"When the Giving is Good: Saving Christmas from the Economists," Weekly Standard, 14 Jan 2008.
The wrappings are off and the Christmas gifts stand exposed to the light of day. Did you get what you wanted? Christmas is under attack not only for materialism, not only for multicultural failure, but now also for lack of utility. Economists as ambitious as they are cagey–perhaps bored with economics in its usual confines–have become critical of the frenzy of Christmas gift-making. The gist of what they say: Christmas is a highly inefficient way of connecting consumers with goods.
That confident description of Christmas, full of boyish impudence and gleeful irreverence, tells us something about the nature of economics. It could not have been given if we as a people were not devoted to economics, more so than to what is sacred in Christmas. But still such thinking makes us decidedly uneasy.
Now, if we can look at Christmas from the standpoint of economics, why not look at economics from the standpoint of Christmas?

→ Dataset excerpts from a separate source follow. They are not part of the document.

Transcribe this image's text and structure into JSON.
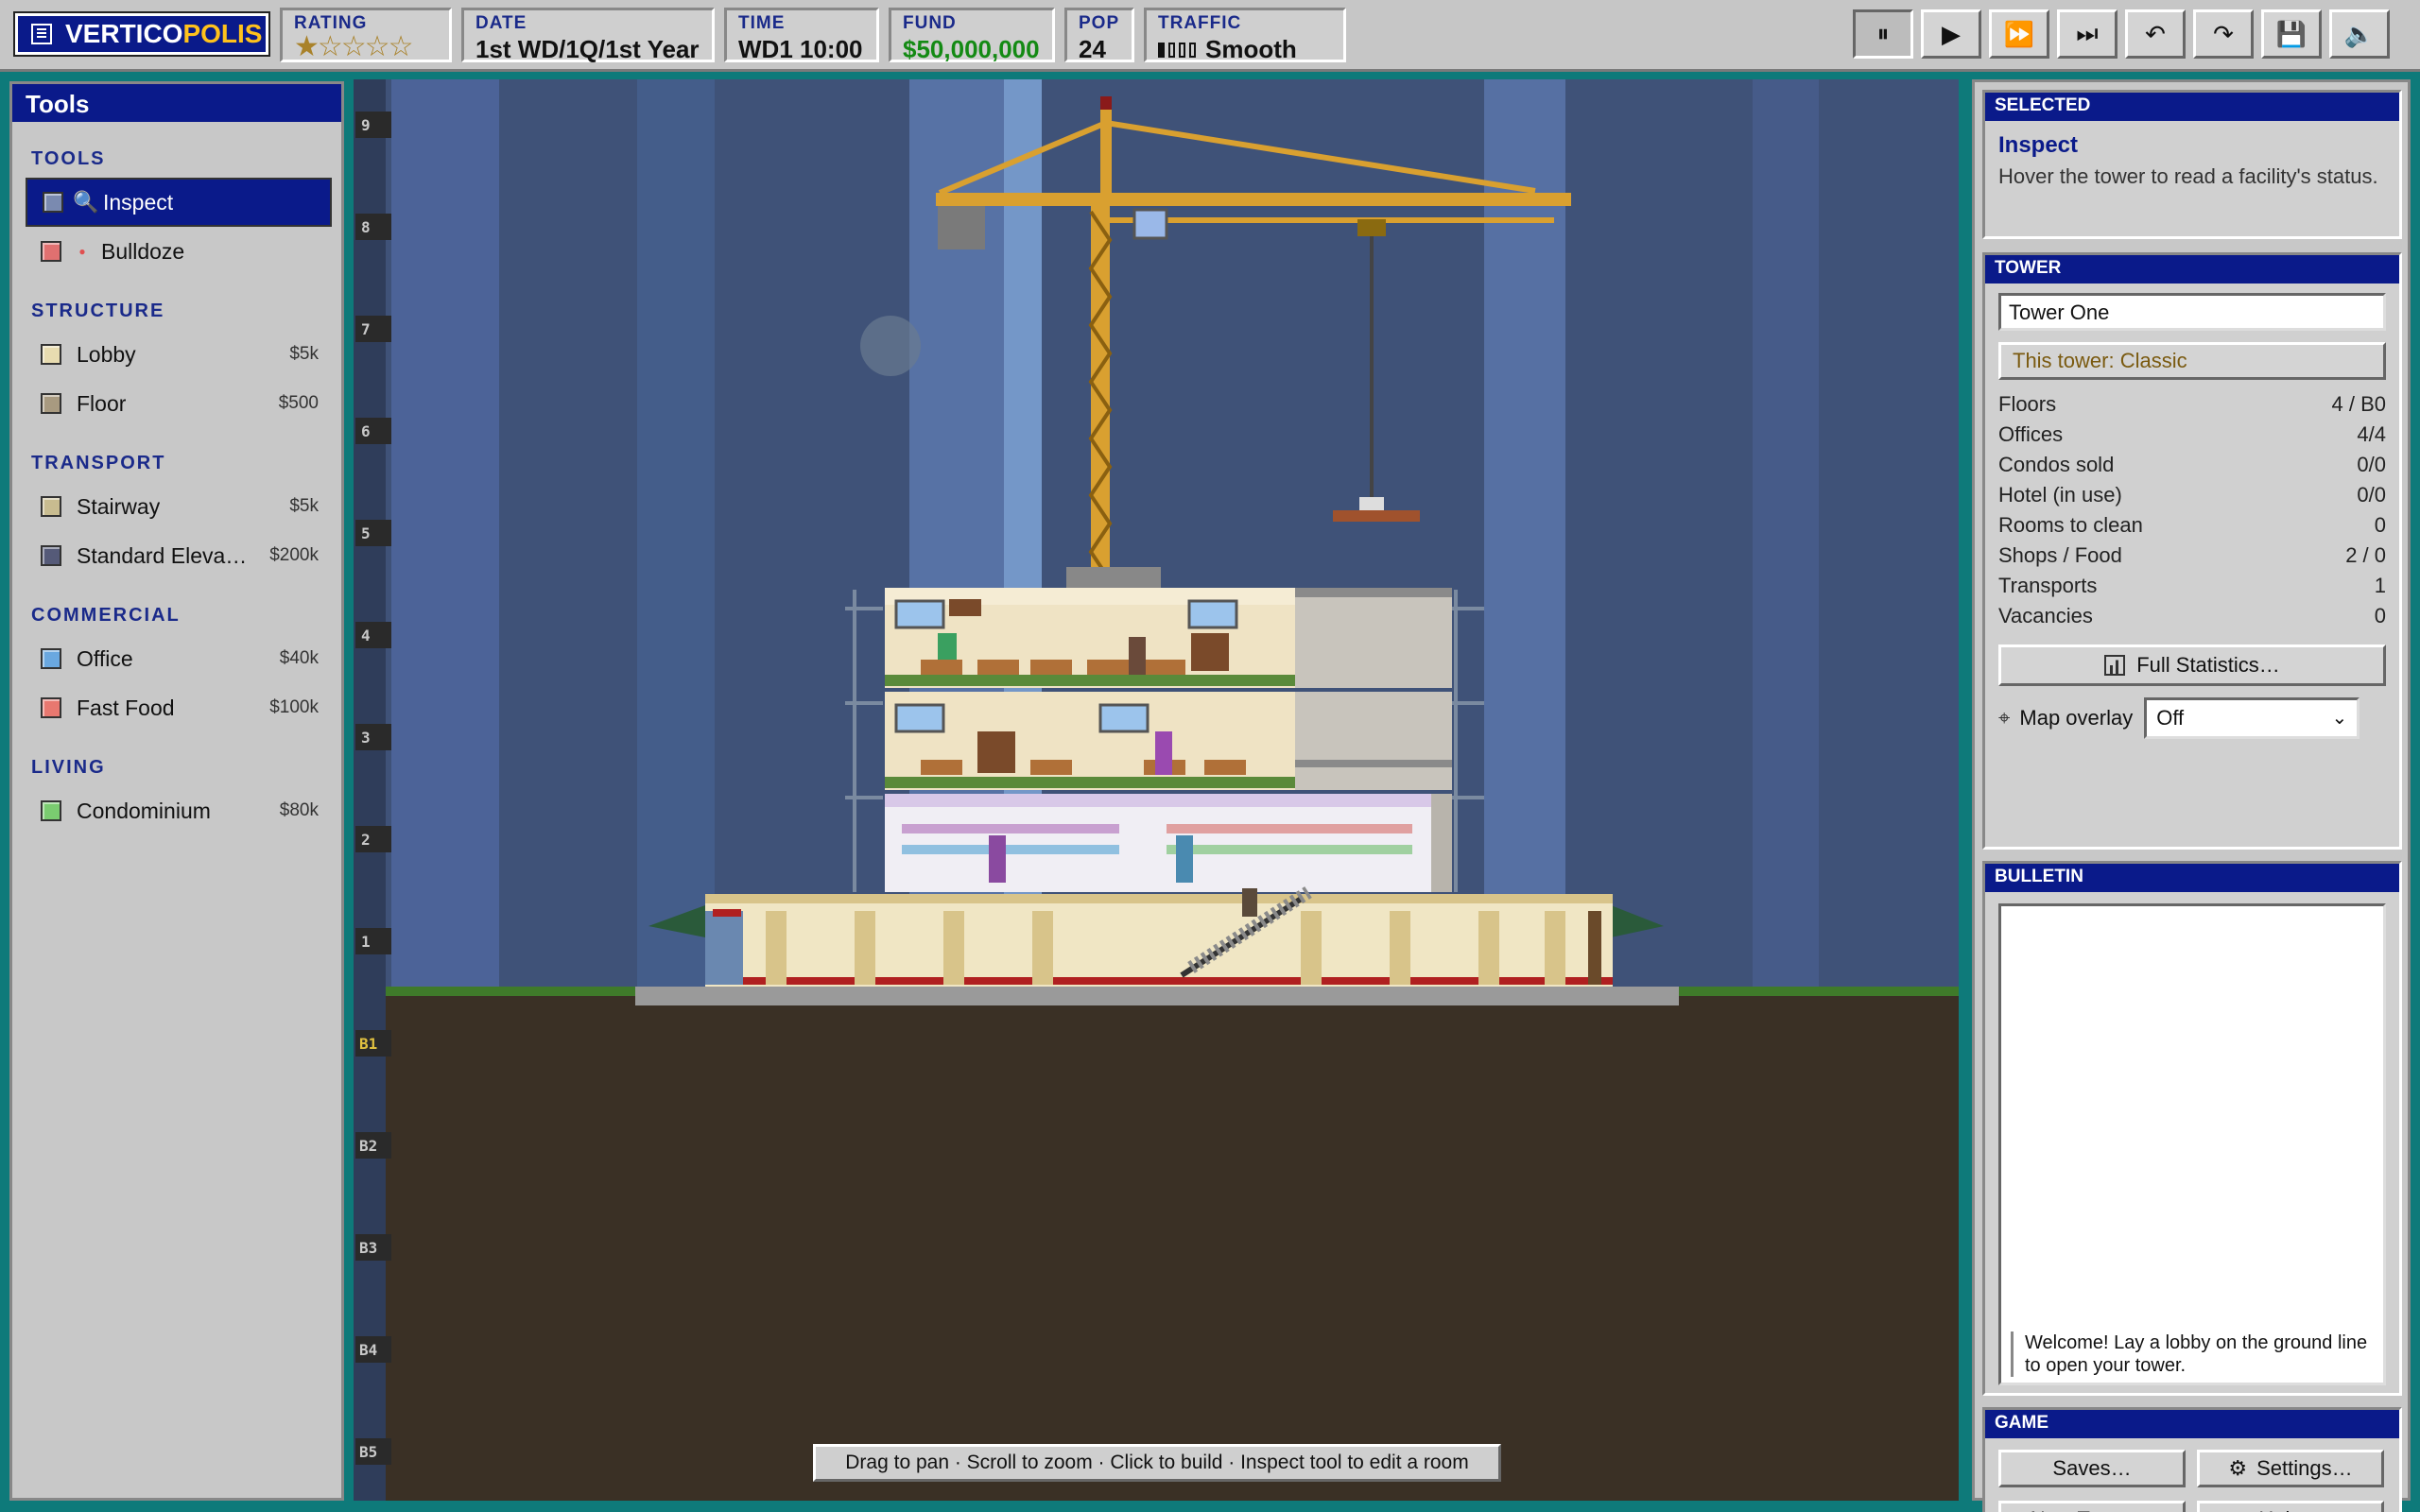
{
  "app": {
    "logo_main": "VERTICO",
    "logo_accent": "POLIS"
  },
  "topbar": {
    "rating_label": "RATING",
    "rating_stars": "★☆☆☆☆",
    "rating_value": 1,
    "rating_max": 5,
    "date_label": "DATE",
    "date_value": "1st WD/1Q/1st Year",
    "time_label": "TIME",
    "time_value": "WD1 10:00",
    "fund_label": "FUND",
    "fund_value": "$50,000,000",
    "pop_label": "POP",
    "pop_value": "24",
    "traffic_label": "TRAFFIC",
    "traffic_value": "Smooth",
    "traffic_level": 1,
    "traffic_max": 4,
    "controls": [
      {
        "name": "pause-icon",
        "glyph": "⏸",
        "active": true
      },
      {
        "name": "play-icon",
        "glyph": "▶"
      },
      {
        "name": "fast-forward-icon",
        "glyph": "⏩"
      },
      {
        "name": "fastest-forward-icon",
        "glyph": "⏭"
      },
      {
        "name": "undo-icon",
        "glyph": "↶"
      },
      {
        "name": "redo-icon",
        "glyph": "↷"
      },
      {
        "name": "save-icon",
        "glyph": "💾"
      },
      {
        "name": "sound-icon",
        "glyph": "🔈"
      }
    ]
  },
  "tools": {
    "title": "Tools",
    "sections": [
      {
        "heading": "TOOLS",
        "items": [
          {
            "label": "Inspect",
            "icon": "search-icon",
            "glyph": "🔍",
            "cost": "",
            "color": "#7a8ab0",
            "selected": true
          },
          {
            "label": "Bulldoze",
            "icon": "bulldoze-icon",
            "glyph": "●",
            "cost": "",
            "color": "#e07070"
          }
        ]
      },
      {
        "heading": "STRUCTURE",
        "items": [
          {
            "label": "Lobby",
            "cost": "$5k",
            "color": "#e8dcb0"
          },
          {
            "label": "Floor",
            "cost": "$500",
            "color": "#a89a80"
          }
        ]
      },
      {
        "heading": "TRANSPORT",
        "items": [
          {
            "label": "Stairway",
            "cost": "$5k",
            "color": "#c8bc90"
          },
          {
            "label": "Standard Eleva…",
            "cost": "$200k",
            "color": "#555a78"
          }
        ]
      },
      {
        "heading": "COMMERCIAL",
        "items": [
          {
            "label": "Office",
            "cost": "$40k",
            "color": "#6aa8e0"
          },
          {
            "label": "Fast Food",
            "cost": "$100k",
            "color": "#e87870"
          }
        ]
      },
      {
        "heading": "LIVING",
        "items": [
          {
            "label": "Condominium",
            "cost": "$80k",
            "color": "#7acc70"
          }
        ]
      }
    ]
  },
  "view": {
    "floor_labels": [
      "9",
      "8",
      "7",
      "6",
      "5",
      "4",
      "3",
      "2",
      "1",
      "B1",
      "B2",
      "B3",
      "B4",
      "B5"
    ],
    "hint": "Drag to pan · Scroll to zoom · Click to build · Inspect tool to edit a room"
  },
  "selected": {
    "heading": "SELECTED",
    "name": "Inspect",
    "desc": "Hover the tower to read a facility's status."
  },
  "tower": {
    "heading": "TOWER",
    "name_value": "Tower One",
    "style_button": "This tower: Classic",
    "stats": [
      {
        "label": "Floors",
        "value": "4 / B0"
      },
      {
        "label": "Offices",
        "value": "4/4"
      },
      {
        "label": "Condos sold",
        "value": "0/0"
      },
      {
        "label": "Hotel (in use)",
        "value": "0/0"
      },
      {
        "label": "Rooms to clean",
        "value": "0"
      },
      {
        "label": "Shops / Food",
        "value": "2 / 0"
      },
      {
        "label": "Transports",
        "value": "1"
      },
      {
        "label": "Vacancies",
        "value": "0"
      }
    ],
    "full_stats_button": "Full Statistics…",
    "overlay_label": "Map overlay",
    "overlay_value": "Off"
  },
  "bulletin": {
    "heading": "BULLETIN",
    "message": "Welcome! Lay a lobby on the ground line to open your tower."
  },
  "game": {
    "heading": "GAME",
    "saves": "Saves…",
    "settings": "Settings…",
    "new_tower": "New Tower…",
    "help": "Help…"
  }
}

Economic analysis says that consumers would be better off making their own purchases, buying things they know they want, rather than trying to get the benefit out of gifts bought ignorantly for them by others. Worse than ignorance is the imposition of the giver’s own taste or views, as when a conservative woman I know kept giving her liberal sister the gift of a subscription to a magazine her sister did not want to read. Christmas offers compelling opportunity to the human temptation to improve one’s friends and relatives. As for the economy as a whole, the analysis continues, it would be better off without the surge in sales of Christmas gifts at the end of the year, if only businesses could be sure that the same sales would be spread out more evenly. Thus, however nice it is to receive presents, it is against the general utility that we feel compelled to give them at one time.